Pouvoir d’achat : Hausse des pensions de retraite, déconjugalisation de l’AAH… l’Assemblée nationale adopte un premier train de mesures

Malgré une motion de rejet des insoumis, l’Assemblée nationale a adopté un premier volet de mesures « d’urgence » sur le pouvoir d’achat, ce mercredi 3 août. 

C’est un projet de loi « d’urgence » sur le pouvoir d’achat qui a été voté ce mercredi par les députés de l’Assemblée nationale. Adopté à 395 voix contre 112 (36 abstentions), il comprend l’augmentation de 4% des pensions de retraite et de plusieurs autres allocations, la déconjugalisation de l’AAH (Aide aux adultes handicapés), le triplement du plafond de la prime Macron pouvant être allouée par les entreprises ou encore le plafonnement de la hausse des loyers à 3,5%.

Présent dans l’hémicycle au moment des débats, le ministre de l’Economie Bruno Le Maire s’est dit « déterminé à protéger économiquement les Français ». Ce premier train de mesures représentant une enveloppe de 20 milliards d’euros pour le gouvernement. 

Charge maintenant au Sénat d’examiner ce projet de loi, en fin de journée. S’il est voté par les sénateurs, le texte sera ensuite définitivement adopté par le Parlement.   
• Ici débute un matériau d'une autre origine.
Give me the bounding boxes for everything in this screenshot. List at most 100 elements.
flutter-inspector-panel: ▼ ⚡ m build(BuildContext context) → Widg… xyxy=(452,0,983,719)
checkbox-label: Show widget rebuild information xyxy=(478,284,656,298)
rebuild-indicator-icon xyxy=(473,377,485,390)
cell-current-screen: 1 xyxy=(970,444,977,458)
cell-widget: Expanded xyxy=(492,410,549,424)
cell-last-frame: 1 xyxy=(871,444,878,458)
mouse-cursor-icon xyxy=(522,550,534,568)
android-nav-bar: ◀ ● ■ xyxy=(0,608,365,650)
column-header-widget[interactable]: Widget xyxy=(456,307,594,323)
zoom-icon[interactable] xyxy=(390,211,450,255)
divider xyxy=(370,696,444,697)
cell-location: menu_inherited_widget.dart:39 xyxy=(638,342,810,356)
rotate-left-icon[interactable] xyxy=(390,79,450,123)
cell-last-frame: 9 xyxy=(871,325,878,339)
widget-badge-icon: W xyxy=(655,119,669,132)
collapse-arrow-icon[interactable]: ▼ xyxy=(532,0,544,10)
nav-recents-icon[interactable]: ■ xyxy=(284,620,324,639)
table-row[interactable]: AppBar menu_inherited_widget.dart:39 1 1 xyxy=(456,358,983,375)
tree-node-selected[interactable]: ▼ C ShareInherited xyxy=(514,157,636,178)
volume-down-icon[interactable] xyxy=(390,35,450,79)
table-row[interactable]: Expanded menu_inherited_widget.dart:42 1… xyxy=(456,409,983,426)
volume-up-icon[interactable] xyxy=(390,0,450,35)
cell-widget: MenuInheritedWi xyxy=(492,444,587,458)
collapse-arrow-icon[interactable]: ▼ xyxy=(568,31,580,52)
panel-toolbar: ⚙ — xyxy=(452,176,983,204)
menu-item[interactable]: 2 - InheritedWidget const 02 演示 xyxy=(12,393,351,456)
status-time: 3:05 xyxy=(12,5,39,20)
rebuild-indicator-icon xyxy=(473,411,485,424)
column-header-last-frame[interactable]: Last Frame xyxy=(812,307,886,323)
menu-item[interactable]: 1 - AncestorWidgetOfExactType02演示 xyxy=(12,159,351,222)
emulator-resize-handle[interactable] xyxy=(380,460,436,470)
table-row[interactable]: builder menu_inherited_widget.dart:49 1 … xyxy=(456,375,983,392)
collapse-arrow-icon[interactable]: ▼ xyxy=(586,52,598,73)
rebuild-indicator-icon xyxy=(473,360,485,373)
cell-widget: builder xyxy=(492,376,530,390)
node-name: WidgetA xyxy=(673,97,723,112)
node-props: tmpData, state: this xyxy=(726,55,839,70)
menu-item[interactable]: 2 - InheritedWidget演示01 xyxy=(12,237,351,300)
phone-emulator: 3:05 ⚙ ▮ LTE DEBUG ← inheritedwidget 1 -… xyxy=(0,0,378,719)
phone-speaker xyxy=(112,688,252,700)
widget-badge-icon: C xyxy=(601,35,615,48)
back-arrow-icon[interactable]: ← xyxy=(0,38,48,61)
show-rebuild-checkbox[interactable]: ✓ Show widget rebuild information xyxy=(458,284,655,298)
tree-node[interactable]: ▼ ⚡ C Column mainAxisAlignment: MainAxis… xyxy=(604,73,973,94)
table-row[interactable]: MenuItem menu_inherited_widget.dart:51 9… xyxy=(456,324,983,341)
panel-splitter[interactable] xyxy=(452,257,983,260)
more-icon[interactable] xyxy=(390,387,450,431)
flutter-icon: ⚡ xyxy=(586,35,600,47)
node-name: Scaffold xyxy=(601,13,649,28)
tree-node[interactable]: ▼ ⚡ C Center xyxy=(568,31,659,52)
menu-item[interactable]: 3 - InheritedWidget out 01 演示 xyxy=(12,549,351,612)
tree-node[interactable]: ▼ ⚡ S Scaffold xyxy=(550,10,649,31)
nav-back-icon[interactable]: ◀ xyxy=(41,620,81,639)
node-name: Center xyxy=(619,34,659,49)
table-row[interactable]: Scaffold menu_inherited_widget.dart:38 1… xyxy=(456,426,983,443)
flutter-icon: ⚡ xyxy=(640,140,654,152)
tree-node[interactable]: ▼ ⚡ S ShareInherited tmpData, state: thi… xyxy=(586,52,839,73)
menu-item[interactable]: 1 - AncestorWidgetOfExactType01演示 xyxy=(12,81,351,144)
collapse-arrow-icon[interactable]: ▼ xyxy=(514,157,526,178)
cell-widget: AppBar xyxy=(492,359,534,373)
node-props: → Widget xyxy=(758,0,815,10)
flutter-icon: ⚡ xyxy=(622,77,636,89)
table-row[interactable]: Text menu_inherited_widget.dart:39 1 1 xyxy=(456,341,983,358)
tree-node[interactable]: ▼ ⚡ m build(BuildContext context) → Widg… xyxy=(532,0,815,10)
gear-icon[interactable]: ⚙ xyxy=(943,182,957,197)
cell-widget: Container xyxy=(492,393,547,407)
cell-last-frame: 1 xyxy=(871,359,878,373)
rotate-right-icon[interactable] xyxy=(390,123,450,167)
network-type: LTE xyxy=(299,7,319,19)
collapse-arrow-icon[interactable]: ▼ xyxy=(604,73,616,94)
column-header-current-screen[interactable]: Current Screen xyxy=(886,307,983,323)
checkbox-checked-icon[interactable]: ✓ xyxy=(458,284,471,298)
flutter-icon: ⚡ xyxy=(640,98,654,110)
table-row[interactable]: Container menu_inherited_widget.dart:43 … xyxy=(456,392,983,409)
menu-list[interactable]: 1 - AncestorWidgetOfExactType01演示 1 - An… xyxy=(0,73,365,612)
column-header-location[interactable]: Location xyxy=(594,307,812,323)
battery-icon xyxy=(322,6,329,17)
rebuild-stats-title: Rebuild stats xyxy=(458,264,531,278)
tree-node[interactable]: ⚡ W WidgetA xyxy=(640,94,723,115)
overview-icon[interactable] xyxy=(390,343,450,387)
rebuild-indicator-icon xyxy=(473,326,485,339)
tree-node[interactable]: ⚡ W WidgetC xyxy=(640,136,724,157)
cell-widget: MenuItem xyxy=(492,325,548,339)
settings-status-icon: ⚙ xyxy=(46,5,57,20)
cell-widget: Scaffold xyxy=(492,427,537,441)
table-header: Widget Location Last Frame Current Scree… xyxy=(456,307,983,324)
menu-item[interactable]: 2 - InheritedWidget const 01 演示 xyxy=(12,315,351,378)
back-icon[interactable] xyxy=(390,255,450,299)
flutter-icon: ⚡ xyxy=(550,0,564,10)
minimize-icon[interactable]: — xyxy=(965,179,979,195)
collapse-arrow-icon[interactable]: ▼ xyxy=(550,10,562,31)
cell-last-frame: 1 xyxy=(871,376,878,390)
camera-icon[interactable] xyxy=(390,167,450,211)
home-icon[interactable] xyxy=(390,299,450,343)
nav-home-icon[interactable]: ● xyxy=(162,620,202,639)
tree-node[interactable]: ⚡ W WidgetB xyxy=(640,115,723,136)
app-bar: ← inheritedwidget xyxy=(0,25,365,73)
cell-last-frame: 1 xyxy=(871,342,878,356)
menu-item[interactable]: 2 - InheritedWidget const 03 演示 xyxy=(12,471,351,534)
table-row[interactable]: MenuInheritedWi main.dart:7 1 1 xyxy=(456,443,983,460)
Un volet sur la « souveraineté énergétique »

Le texte sur le pouvoir d’achat comporte également un chapitre sur la « souveraineté énergétique », avec une série de mesures destinées à assurer la sécurité de l’approvisionnement en gaz et en électricité, dans un contexte de crise énergétique liée à la guerre en Ukraine et accentué par les problèmes de production du parc nucléaire français.

Sont notamment prévues des dérogations au code de l’environnement et au code du travail pour permettre une éventuelle réouverture temporaire de la centrale à charbon de Saint-Avold (Moselle) et la construction d’un terminal méthanier au Havre (Seine-Maritime) pour l’importation de gaz naturel liquéfié. Une série de dispositions adoptées par le Parlement vont permettre d’alléger l’impact sur les comptes d’EDF du « bouclier énergétique » limitant la hausse des tarifs pour les consommateurs, comme préconisé par la Commission de régulation de l’énergie (CRE) le mois dernier.

Le volume d’électricité à bas prix qu’EDF doit vendre à ses concurrents dans le cadre du dispositif Arenh (accès régulé à l’électricité nucléaire historique) a été plafonné à 120 TWh (térawattheures) par an et le prix minimal de référence a été relevé à 49,5 euros par MWh (mégawattheure), contre 42 euros précédemment, sous réserve de validation par la Commission européenne.